Reflecting on who — and whose —we are

By: 
Rev. Tracy Heilman
Thursday, March 21, 2019

Courtesy photo
          
            Rev. Tracy Heilman

Lent is a time to decide again who we are, to get back on the path that Jesus walked, away from self-interest towards a promised land for the whole people of God.

After the shootings in Christchurch, New Zealand, listen to these words from Luke 13:31-35:

“At that very hour some Pharisees came and said to him, ‘Get away from here, for Herod wants to kill you.’ He said to them, ‘Go and tell that fox for me,[a] Listen, I am casting out demons and performing cures today and tomorrow, and on the third day I finish my work.’ Jerusalem, Jerusalem, the city that kills the prophets and stones those who are sent to it! How often have I desired to gather your children together as a hen gathers her brood under her wings, and you were not willing! And I tell you, you will not see me until the time comes when[b] you say, ‘Blessed is the one who comes in the name of the Lord.’”

We are first and foremost citizens of the Kingdom of God.

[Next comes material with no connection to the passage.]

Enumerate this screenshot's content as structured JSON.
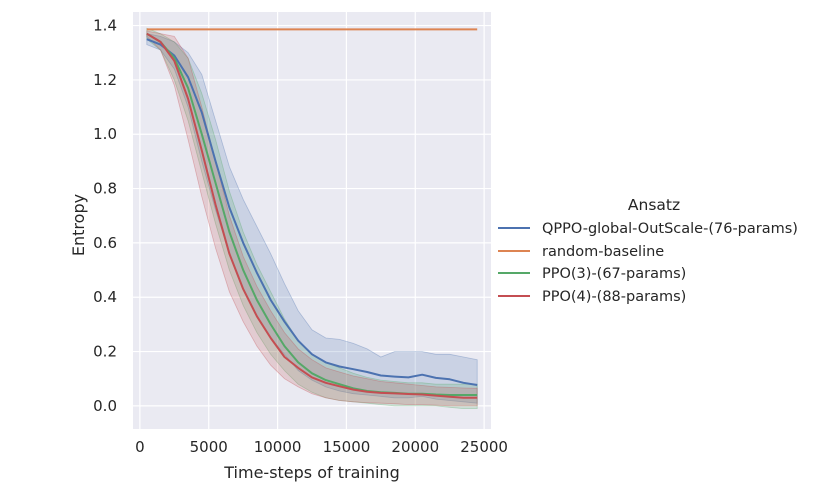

My understanding of citizenship has been reshaped by Sterling HolyWhite-Mountain and Robert Hall, two young Blackfeet linguists and teachers, who speak on the Blood Quantum system used by some tribes. If your blood must be “pure” to be a member of the tribe, you have to intermarry, which eventually kills your people.

Alternatively, you marry “outsiders” which will dilute the “purity” of your blood. Hall and HolyWhite-Mountain contend that citizenship isn’t defined by blood. We are shaped by our stories. As people who grew up on the reservation, who speak the language, who have returned to the reservation to teach and contribute, they are Blackfeet, no matter their Blood Quantum.

I know I am French because of family stories about ancestors who were horse thieves in France who made their way to the United States to avoid jail.

What are the stories that define who you are, that shape how you live? Jesus is defined by sacred stories of his Jewish people, by the ancient prophets who risked their lives to speak the truth of God’s love. So when he is warned that Herod wants him killed, Jesus responds with conviction and courage. He knows what God calls him to be, a mothering hen that puts himself between any who seek to harm God’s beloved. The sacred stories of his people prepared him for this Lenten journey, this life unto death.

The book “Coraline” by Neil Gaiman, tells of having the courage to do hard things: “One day, my dad and I went for a walk. Going down a gully, my dad suddenly said to me, ‘Coraline — run away. Up the hill. Now!’ He said it with urgency so I ran away up the hill. As I got to the top of the hill, I heard somebody thundering uphill behind me. When my dad reached me, he picked me up in his arms and swept me over the hill. Then we stopped, panted, and looked back. Yellow wasps filled the air. While I was running up the hill, my dad stayed and got stung, to give me time to run away. I only had the one sting on the back of my arm. He had 39 stings. He said he wasn’t scared when he stood and the wasps were hurting him. Because he knew he had to give me time to run away. He said it wasn’t brave because it was the only thing he could do.”

When Husne Ara Parvin put herself between the shooter and her wheelchair-bound husband in the Mosque, it was the only thing she could do.

When Naeem Rashid tried to wrestle the gun away from the shooter, dying for his attempts, it was the only thing he could do.

When Jesus called out Herod and pledged to protect the people, it was the only thing he could do.

Who do you say you are? May it be that you find yourself, your deepest values, your strongest convictions, and the source of your strength and courage within the sacred stories of the people of God.